Installation#
Note
We recommend installing into a virtual environment, which is an isolated Python environment that allows you to install packages without admin privileges.
Install the official release#
pydicom, being a Python library, requires Python. If you’re not sure whether or not your version of Python is supported, check this table.
Install using pip#
pydicom is available on PyPI, the official third-party Python software repository. The simplest way to install the latest version from PyPI is using pip with the command:
python -m pip install -U pydicom
You can also perform an offline installation by
downloading and installing
one of the release *.whl
files. For example, with the v3.0 release:
pip install pydicom-3.0.0-py3-none-any.whl
Install using conda#
pydicom is also available for conda at conda-forge:
conda install -c conda-forge pydicom
Additional type hints#
The default pydicom type hinting doesn’t cover standard element keywords accessed
through Dataset
:
# foo.py
from pydicom import Dataset
ds = Dataset()
ds.PatientName = 1234
$ mypy foo.py
Success: no issues found in 1 source file
To add extra type hints for these attributes you can install the types-pydicom package:
python -m pip install -U types-pydicom
$ mypy foo.py
foo.py:5: error: Incompatible types in assignment (expression has type "int", variable has type "str | PersonName | None") [assignment]
Found 1 error in 1 file (checked 1 source file)
Install the optional libraries#
If you’re going to be manipulating pixel data then NumPy is required.
Using pip:
python -m pip install -U numpy
Through conda:
conda install numpy
To decode JPEG compressed pixel data one or more additional libraries will need to be installed. See this page for a list of which library is needed to handle a given JPEG format, as specified by the dataset’s (0002,0010) Transfer Syntax UID value.
Installing Pillow#
Pillow is a popular Python imaging library that can handle the decompression of some JPEG and JPEG 2000 images.
Using pip; you may need to make sure that the libjpeg (for JPEG) and openjpeg (for JPEG 2000) libraries are installed beforehand:
python -m pip install -U pillow
Through conda:
conda install -c conda-forge openjpeg jpeg
conda install pillow
Installing pyjpegls#
pyjpegls is a Python interface to the CharLS C++ library and can decompress JPEG-LS images. It is a fork of CharPyLS created to provide compatibility with the latest Python versions.
Using pip:
python -m pip install -U pyjpegls
Through conda:
conda install cython
python -m pip install git+https://github.com/pydicom/pyjpegls
Installing GDCM#
GDCM is a C++ library for working with DICOM datasets that can decompress JPEG, JPEG-LS and JPEG 2000 images.
The wheels on PyPI are built by the python-gdcm project for current versions of Python on Windows, MacOS and Linux, and can be installed using pip:
python -m pip install -U python-gdcm
The wheels available through conda-forge tend to be older versions and not as well supported. They’re available on conda using:
conda install gdcm -c conda-forge
Installing pylibjpeg#
pylibjpeg is a Python framework for decompressing JPEG, JPEG-LS, JPEG 2000 images and compressing or decompressing RLE images provided a suitable plugin is installed.
Using pip:
python -m pip install -U pylibjpeg[all]
Install the development version#
To install a snapshot of the latest code (the main
branch) from
GitHub:
pip install git+https://github.com/pydicom/pydicom
The main
branch is under active development and while it is usually
stable, it may have undocumented changes or bugs.

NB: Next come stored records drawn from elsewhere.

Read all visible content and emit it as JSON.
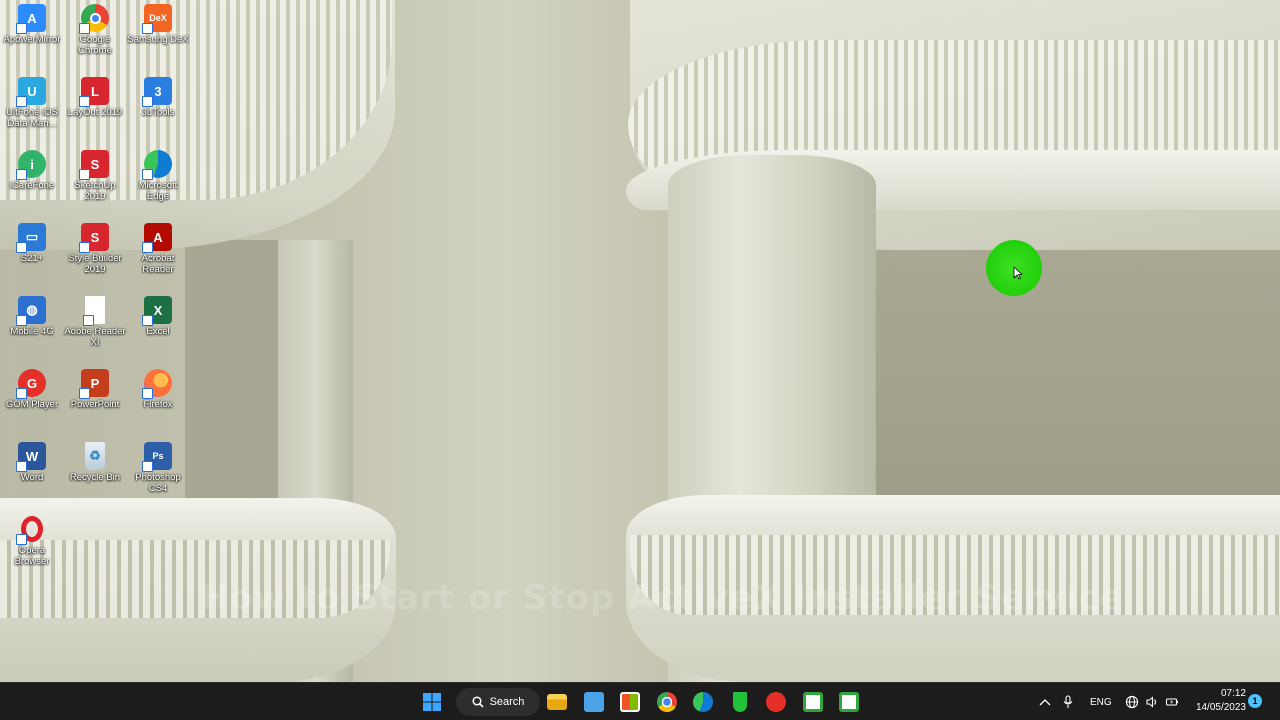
{
  "desktop": {
    "icons": [
      {
        "label": "ApowerMirror",
        "icon": "apowermirror-icon",
        "color": "#2e8bff"
      },
      {
        "label": "Google Chrome",
        "icon": "chrome-icon",
        "color": "#ea4335"
      },
      {
        "label": "Samsung DeX",
        "icon": "samsung-dex-icon",
        "color": "#f26522"
      },
      {
        "label": "UltFone iOS Data Man...",
        "icon": "ultfone-icon",
        "color": "#2aa9e0"
      },
      {
        "label": "LayOut 2019",
        "icon": "layout-icon",
        "color": "#d8262e"
      },
      {
        "label": "3uTools",
        "icon": "3utools-icon",
        "color": "#2a7de1"
      },
      {
        "label": "iCareFone",
        "icon": "icarefone-icon",
        "color": "#31b46a"
      },
      {
        "label": "SketchUp 2019",
        "icon": "sketchup-icon",
        "color": "#d8262e"
      },
      {
        "label": "Microsoft Edge",
        "icon": "edge-icon",
        "color": "#1e90c8"
      },
      {
        "label": "S21+",
        "icon": "s21-icon",
        "color": "#2b7bd6"
      },
      {
        "label": "Style Builder 2019",
        "icon": "style-builder-icon",
        "color": "#d8262e"
      },
      {
        "label": "Acrobat Reader",
        "icon": "acrobat-icon",
        "color": "#b30b00"
      },
      {
        "label": "Mobile 4G",
        "icon": "mobile-4g-icon",
        "color": "#2c6fd1"
      },
      {
        "label": "Adobe Reader XI",
        "icon": "adobe-reader-icon",
        "color": "#ffffff"
      },
      {
        "label": "Excel",
        "icon": "excel-icon",
        "color": "#1d7044"
      },
      {
        "label": "GOM Player",
        "icon": "gom-player-icon",
        "color": "#e5302a"
      },
      {
        "label": "PowerPoint",
        "icon": "powerpoint-icon",
        "color": "#c43e1c"
      },
      {
        "label": "Firefox",
        "icon": "firefox-icon",
        "color": "#ff7139"
      },
      {
        "label": "Word",
        "icon": "word-icon",
        "color": "#2b579a"
      },
      {
        "label": "Recycle Bin",
        "icon": "recycle-bin-icon",
        "color": "#d9e6ef"
      },
      {
        "label": "Photoshop CS4",
        "icon": "photoshop-icon",
        "color": "#2c5fa8"
      },
      {
        "label": "Opera Browser",
        "icon": "opera-icon",
        "color": "#e0202a"
      }
    ]
  },
  "watermark": "How to Start or Stop ActiveX Installer Service",
  "taskbar": {
    "search_label": "Search",
    "apps": [
      {
        "name": "file-explorer-icon",
        "color": "#f3c11b"
      },
      {
        "name": "notepad-icon",
        "color": "#4aa3e8"
      },
      {
        "name": "microsoft-store-icon",
        "color": "#ffffff"
      },
      {
        "name": "chrome-icon",
        "color": "#ea4335"
      },
      {
        "name": "edge-icon",
        "color": "#1e90c8"
      },
      {
        "name": "shield-icon",
        "color": "#21c13a"
      },
      {
        "name": "media-player-icon",
        "color": "#e5302a"
      },
      {
        "name": "camtasia-icon",
        "color": "#31a63b"
      },
      {
        "name": "camtasia-recorder-icon",
        "color": "#31a63b"
      }
    ],
    "tray": {
      "language": "ENG"
    },
    "clock": {
      "time": "07:12",
      "date": "14/05/2023"
    },
    "notification_count": "1"
  }
}
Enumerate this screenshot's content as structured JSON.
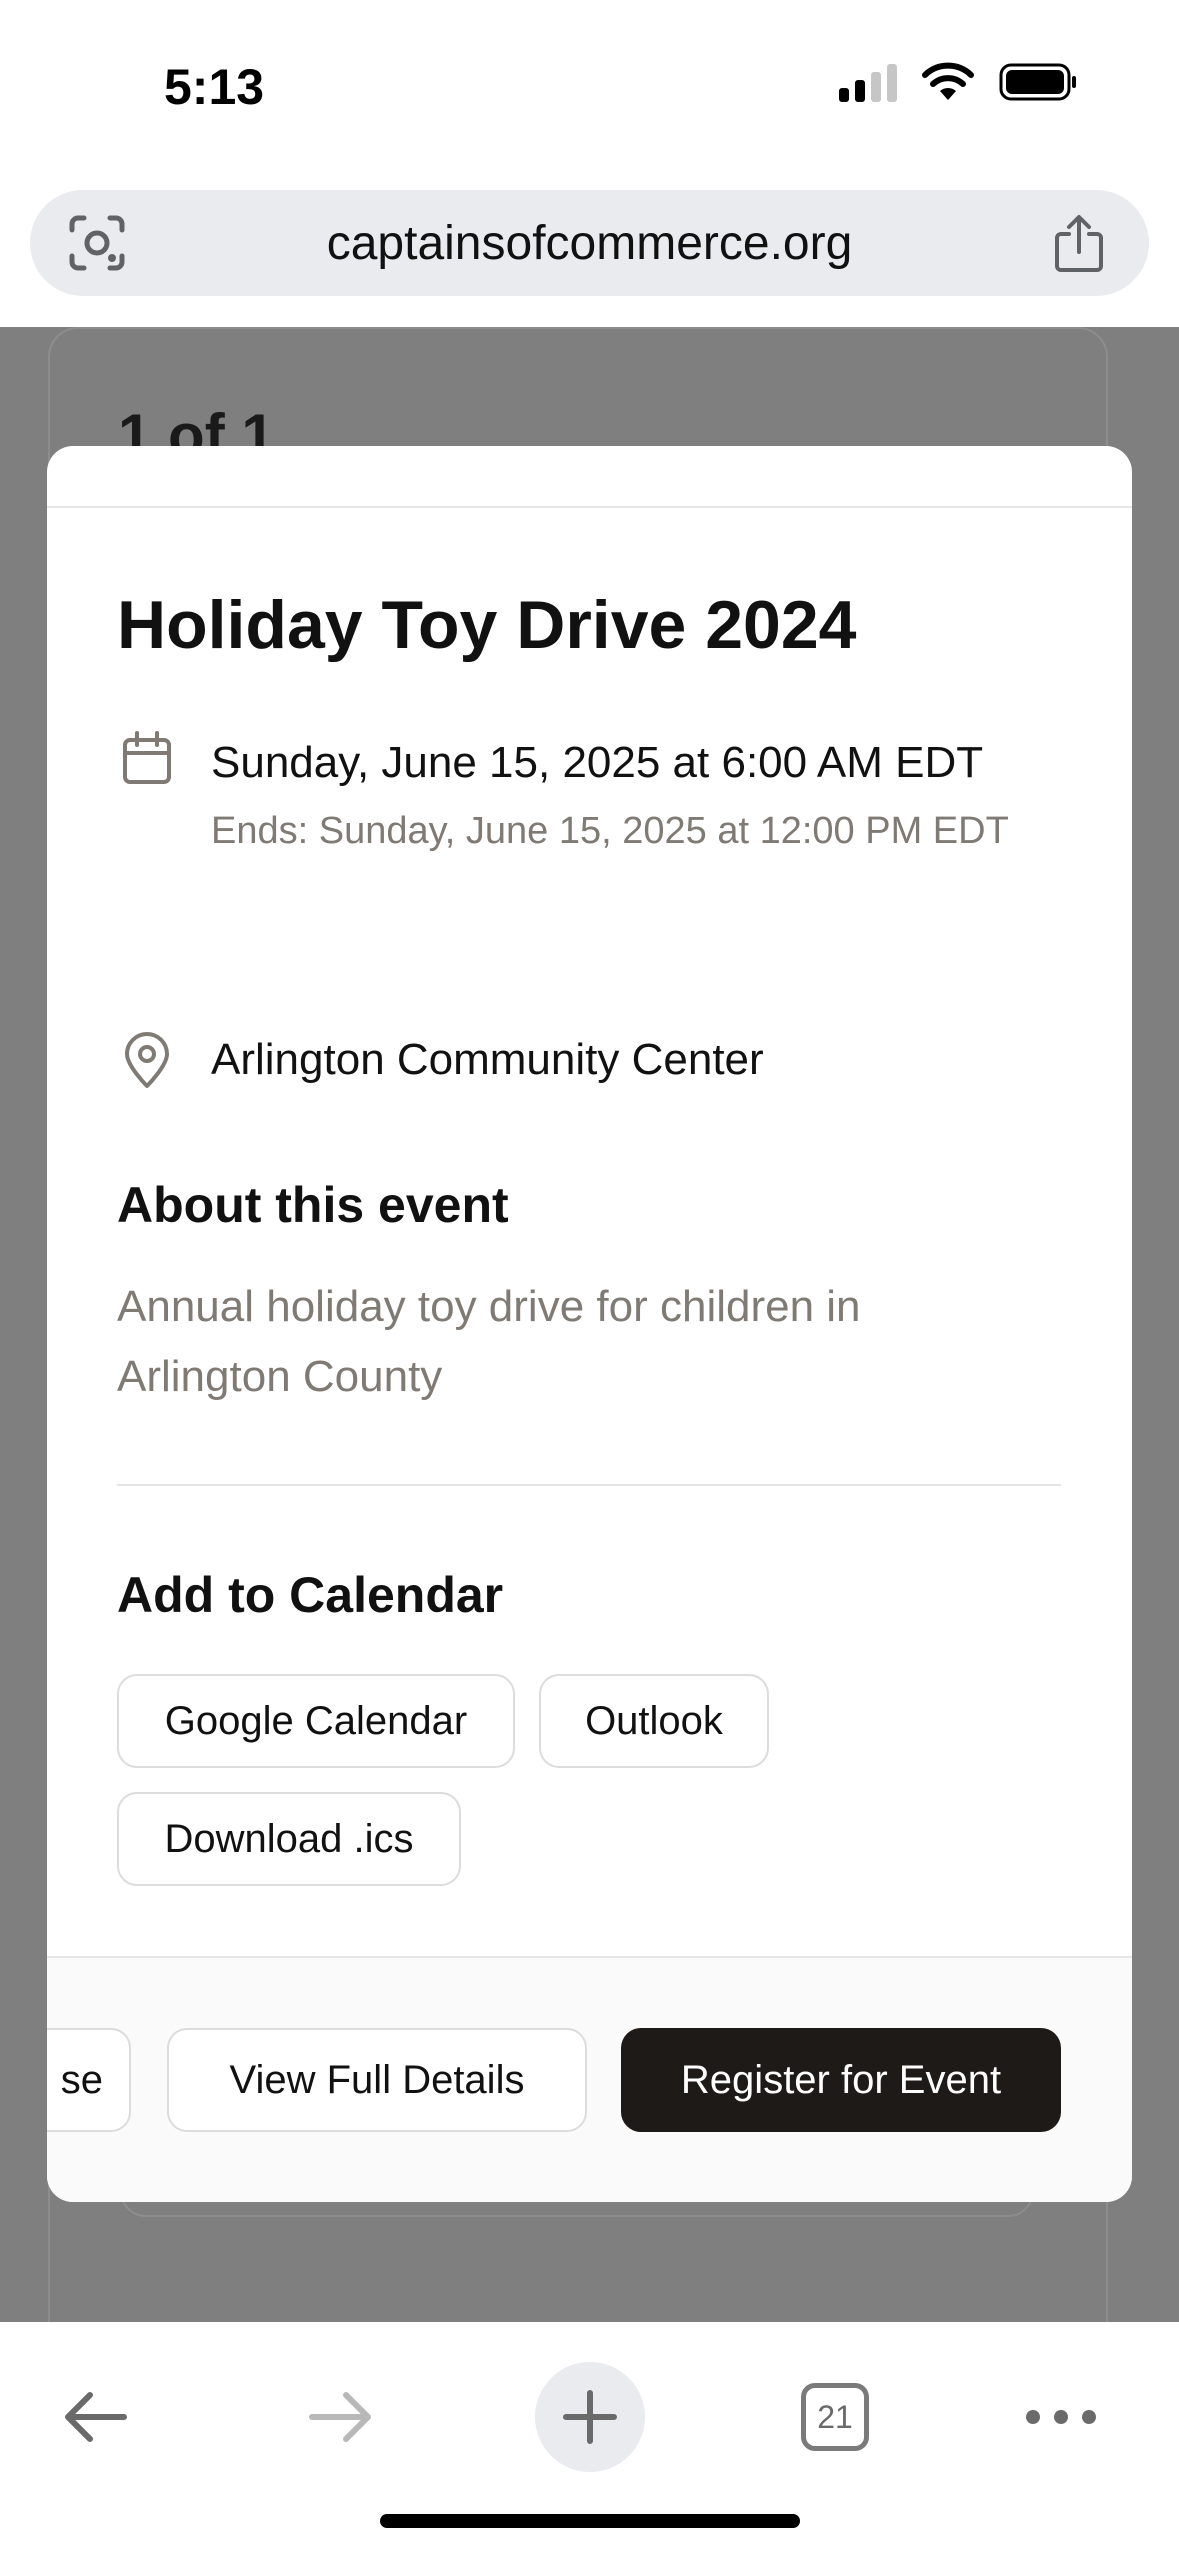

If you want to keep up-to-date with the latest code, make sure you have
Git installed and then clone the main
branch (this will create a pydicom
directory in your current directory):
git clone --depth=1 https://github.com/pydicom/pydicom.git
Then install using pip in editable (-e
) mode:
pip install -e pydicom/
When you want to update your copy of the source code, run git pull
from
within the pydicom
directory and Git will download and apply any changes.